College Rankings
College Rankings play an important role in the college where students choose to apply. Because of the incredible importance of these rankings, the Harriton Banner has decided to produce an exhaustive report on the best colleges in the country. For your benefit we will not judge these best schools by location or price, but by more useful criteria.
Napkin to student ratio
MIT
This college recently ordered a new stock of napkins and is fully equipped to handle all your sanitary needs. You won’t have to worry about not being able to wipe the honey off your ears if you attend this prestigious University.
Amount of Professors who don’t floss their teeth regularly
Johns-Hopkins
You can expect to see a lot of plaque build up inside the mouths of the professors at this University. Don’t attend if you consider dental hygiene a must.
Distance from the nearest Alpaca
Marist College
This school is located just 4.3 miles away from an internationally renowned farm that houses some of the best alpacas in the nation. Consider attending this school if you plan to focus on feeding alpacas in your time off.
Best College for Hat Design
Carnegie Mellon University
This University recently opened a school dedicated to fedora engineering. We recommend this school if you plan to have a career in the burgeoning field of headwear creation.
Roundest Public University Architecture
University of Wyoming at Casper City
Can’t stand the thought of spending another four years around harsh, unforgiving, edges? Then the University of Wyoming at Casper City is the place for you. Inspired by the “Snowman method of architecture,” this ovular institution provides students with all of the opportunities that an aspiring circle enthusiast needs. If you really hate corners, you might want to consider applying to the Honors College at UWY at CC; there is no building for it. But don’t expect an easy “A” if you come to this institution, the students at this school are determined to cut no corners.
Best Astrology Program
Cornell University School of Hotel Management
Don’t let the name fool you, this University has nothing to do with “Hotels,” “Management,” or “school.” This school is actually devoted to the study of the stars.
Most frequent use of the term “No worries, bro”
Seton Hall University
In a recent report, the Department of Homeland Security stated that Seton Hall is currently dangerously overpopulated with hipsters who say, “No worries, bro” and then toss you a hacky-sack.
Most glue consumed by students
Providence College
If you are crazy about the delectable flavor of gorilla glue, then Providence College is the place for you!
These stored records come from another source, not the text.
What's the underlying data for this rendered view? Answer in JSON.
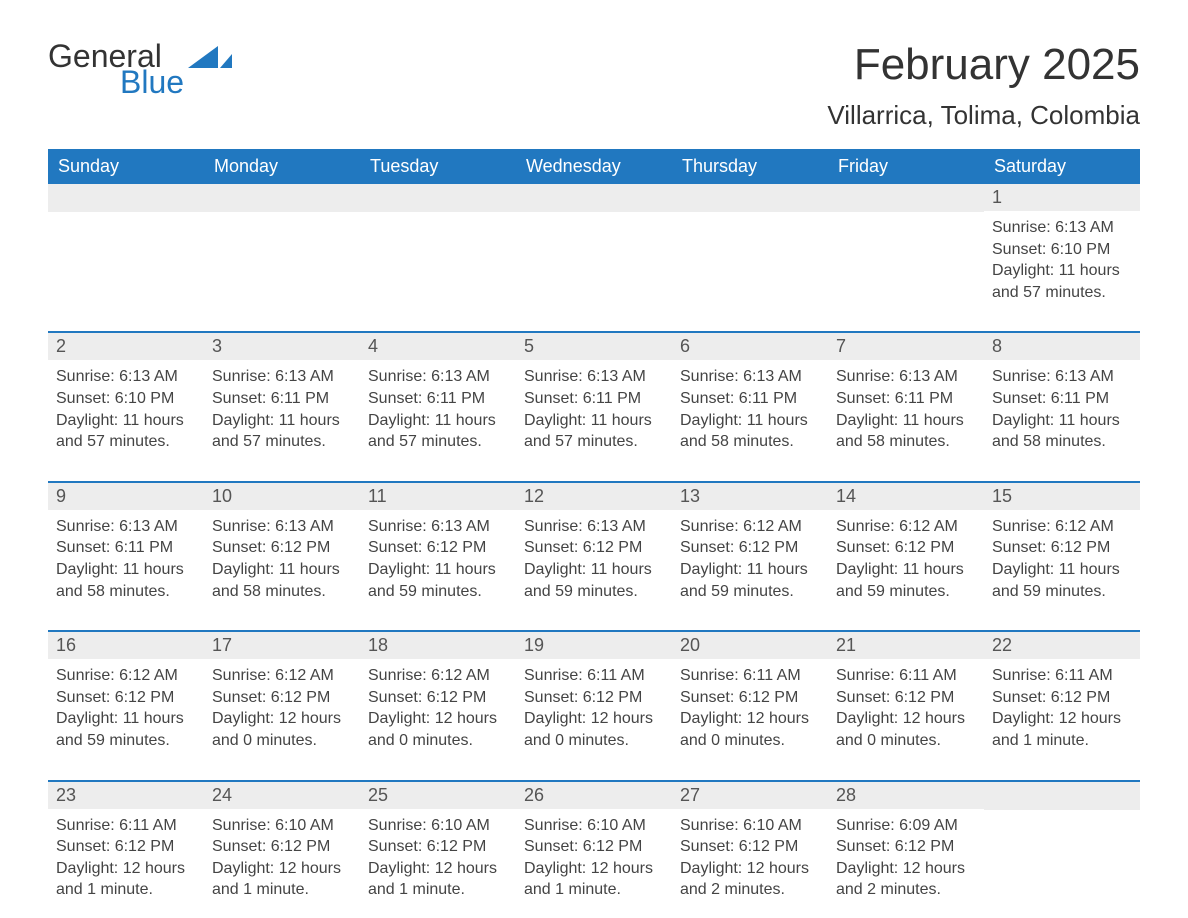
{
  "logo": {
    "general": "General",
    "blue": "Blue",
    "icon_color": "#2178c0"
  },
  "header": {
    "month_title": "February 2025",
    "location": "Villarrica, Tolima, Colombia"
  },
  "colors": {
    "header_bg": "#2178c0",
    "header_text": "#ffffff",
    "row_divider": "#2178c0",
    "daynum_bg": "#ededed",
    "text": "#333333"
  },
  "weekdays": [
    "Sunday",
    "Monday",
    "Tuesday",
    "Wednesday",
    "Thursday",
    "Friday",
    "Saturday"
  ],
  "weeks": [
    [
      null,
      null,
      null,
      null,
      null,
      null,
      {
        "n": "1",
        "sunrise": "Sunrise: 6:13 AM",
        "sunset": "Sunset: 6:10 PM",
        "daylight": "Daylight: 11 hours and 57 minutes."
      }
    ],
    [
      {
        "n": "2",
        "sunrise": "Sunrise: 6:13 AM",
        "sunset": "Sunset: 6:10 PM",
        "daylight": "Daylight: 11 hours and 57 minutes."
      },
      {
        "n": "3",
        "sunrise": "Sunrise: 6:13 AM",
        "sunset": "Sunset: 6:11 PM",
        "daylight": "Daylight: 11 hours and 57 minutes."
      },
      {
        "n": "4",
        "sunrise": "Sunrise: 6:13 AM",
        "sunset": "Sunset: 6:11 PM",
        "daylight": "Daylight: 11 hours and 57 minutes."
      },
      {
        "n": "5",
        "sunrise": "Sunrise: 6:13 AM",
        "sunset": "Sunset: 6:11 PM",
        "daylight": "Daylight: 11 hours and 57 minutes."
      },
      {
        "n": "6",
        "sunrise": "Sunrise: 6:13 AM",
        "sunset": "Sunset: 6:11 PM",
        "daylight": "Daylight: 11 hours and 58 minutes."
      },
      {
        "n": "7",
        "sunrise": "Sunrise: 6:13 AM",
        "sunset": "Sunset: 6:11 PM",
        "daylight": "Daylight: 11 hours and 58 minutes."
      },
      {
        "n": "8",
        "sunrise": "Sunrise: 6:13 AM",
        "sunset": "Sunset: 6:11 PM",
        "daylight": "Daylight: 11 hours and 58 minutes."
      }
    ],
    [
      {
        "n": "9",
        "sunrise": "Sunrise: 6:13 AM",
        "sunset": "Sunset: 6:11 PM",
        "daylight": "Daylight: 11 hours and 58 minutes."
      },
      {
        "n": "10",
        "sunrise": "Sunrise: 6:13 AM",
        "sunset": "Sunset: 6:12 PM",
        "daylight": "Daylight: 11 hours and 58 minutes."
      },
      {
        "n": "11",
        "sunrise": "Sunrise: 6:13 AM",
        "sunset": "Sunset: 6:12 PM",
        "daylight": "Daylight: 11 hours and 59 minutes."
      },
      {
        "n": "12",
        "sunrise": "Sunrise: 6:13 AM",
        "sunset": "Sunset: 6:12 PM",
        "daylight": "Daylight: 11 hours and 59 minutes."
      },
      {
        "n": "13",
        "sunrise": "Sunrise: 6:12 AM",
        "sunset": "Sunset: 6:12 PM",
        "daylight": "Daylight: 11 hours and 59 minutes."
      },
      {
        "n": "14",
        "sunrise": "Sunrise: 6:12 AM",
        "sunset": "Sunset: 6:12 PM",
        "daylight": "Daylight: 11 hours and 59 minutes."
      },
      {
        "n": "15",
        "sunrise": "Sunrise: 6:12 AM",
        "sunset": "Sunset: 6:12 PM",
        "daylight": "Daylight: 11 hours and 59 minutes."
      }
    ],
    [
      {
        "n": "16",
        "sunrise": "Sunrise: 6:12 AM",
        "sunset": "Sunset: 6:12 PM",
        "daylight": "Daylight: 11 hours and 59 minutes."
      },
      {
        "n": "17",
        "sunrise": "Sunrise: 6:12 AM",
        "sunset": "Sunset: 6:12 PM",
        "daylight": "Daylight: 12 hours and 0 minutes."
      },
      {
        "n": "18",
        "sunrise": "Sunrise: 6:12 AM",
        "sunset": "Sunset: 6:12 PM",
        "daylight": "Daylight: 12 hours and 0 minutes."
      },
      {
        "n": "19",
        "sunrise": "Sunrise: 6:11 AM",
        "sunset": "Sunset: 6:12 PM",
        "daylight": "Daylight: 12 hours and 0 minutes."
      },
      {
        "n": "20",
        "sunrise": "Sunrise: 6:11 AM",
        "sunset": "Sunset: 6:12 PM",
        "daylight": "Daylight: 12 hours and 0 minutes."
      },
      {
        "n": "21",
        "sunrise": "Sunrise: 6:11 AM",
        "sunset": "Sunset: 6:12 PM",
        "daylight": "Daylight: 12 hours and 0 minutes."
      },
      {
        "n": "22",
        "sunrise": "Sunrise: 6:11 AM",
        "sunset": "Sunset: 6:12 PM",
        "daylight": "Daylight: 12 hours and 1 minute."
      }
    ],
    [
      {
        "n": "23",
        "sunrise": "Sunrise: 6:11 AM",
        "sunset": "Sunset: 6:12 PM",
        "daylight": "Daylight: 12 hours and 1 minute."
      },
      {
        "n": "24",
        "sunrise": "Sunrise: 6:10 AM",
        "sunset": "Sunset: 6:12 PM",
        "daylight": "Daylight: 12 hours and 1 minute."
      },
      {
        "n": "25",
        "sunrise": "Sunrise: 6:10 AM",
        "sunset": "Sunset: 6:12 PM",
        "daylight": "Daylight: 12 hours and 1 minute."
      },
      {
        "n": "26",
        "sunrise": "Sunrise: 6:10 AM",
        "sunset": "Sunset: 6:12 PM",
        "daylight": "Daylight: 12 hours and 1 minute."
      },
      {
        "n": "27",
        "sunrise": "Sunrise: 6:10 AM",
        "sunset": "Sunset: 6:12 PM",
        "daylight": "Daylight: 12 hours and 2 minutes."
      },
      {
        "n": "28",
        "sunrise": "Sunrise: 6:09 AM",
        "sunset": "Sunset: 6:12 PM",
        "daylight": "Daylight: 12 hours and 2 minutes."
      },
      null
    ]
  ]
}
Lowest LMSD Acceptance Rate
Polk County Community College, Iowa
This college has, to date, refused to accept a single student in the Lower Merion School District. When reached for a comment, their admissions office claimed that they only accept students within the Polk County lines, but the rumor is still circulating that they have some feud with our Guidance Department.
Least Gluten
Reed College
Are you an anti-Gluten zealot? You will love your time at the only school that has exiled the dreaded gluten from its boundaries.
Most aggressive Vegans
Hofstra University
Apply to this school if your soul is tightly bound to the plight of animals all around the world. Students at Hofstra famously do not eat any animal products, and they will make sure you know it. Take your meat-lover’s pizza somewhere besides this small liberal arts college in Long Island, New York.
Closest to Harriton
Harvey Mudd
Located a measly 2,668 miles away, you should attend this college if you dislike long commutes. If you attend this school you might just be able to walk to school and live at home with your parents. Google maps claims that it will take only 873 hours to walk there, but we expect that it’ll only take 872 hours if you hustle.
Fewest Chairs
Bacone College
Afraid that if you spend too much time sitting, you’ll end up being arrested by the Laziness police and fed to a three-headed kangaroo? Then this college has everything you’re looking for. In fact, they have an annual “Not Sitting Down Marathon.” The winner is the last man standing.
Tallest, Unclimbable Tree
Columbia College of Chicago
Located in Downtown Chicago, there are few trees at this art school. However, the one tree that they have beats all the rest. You know the gargantuan tree nestled amongst skyscrapers of the Chicago skyline? Yes, that’s the one! Referred to by natives as the Tree of Life, this tall, stellar example of arborage houses Columbia College of Chicago’s renowned film program.
Smallest Scavenger Hunt
West Chester University
Originally founded as a fatigued sophomore looking for his other striped sock, the weekly West Chester Scavenger Hunt is simply that. WCU Scavenger Hunt founder Brad Flowers invites the entire floor into his small, single person dorm room to help find his socks in what he aptly describes as “not a scavenger hunt.” Nobody but Brad has ever attended.
Most Selective School
Argalo University
This school, located in the South Side of downtown Des Moines, recently closed due to a potato-related catastrophe and also a complete lack of funding. Last year Charlie Applebottom accidentally applied and, perhaps because the school no longer exists, was rejected. This means that Argalo University has an acceptance rate of zero percent (0%), making it the most selective school in the nation.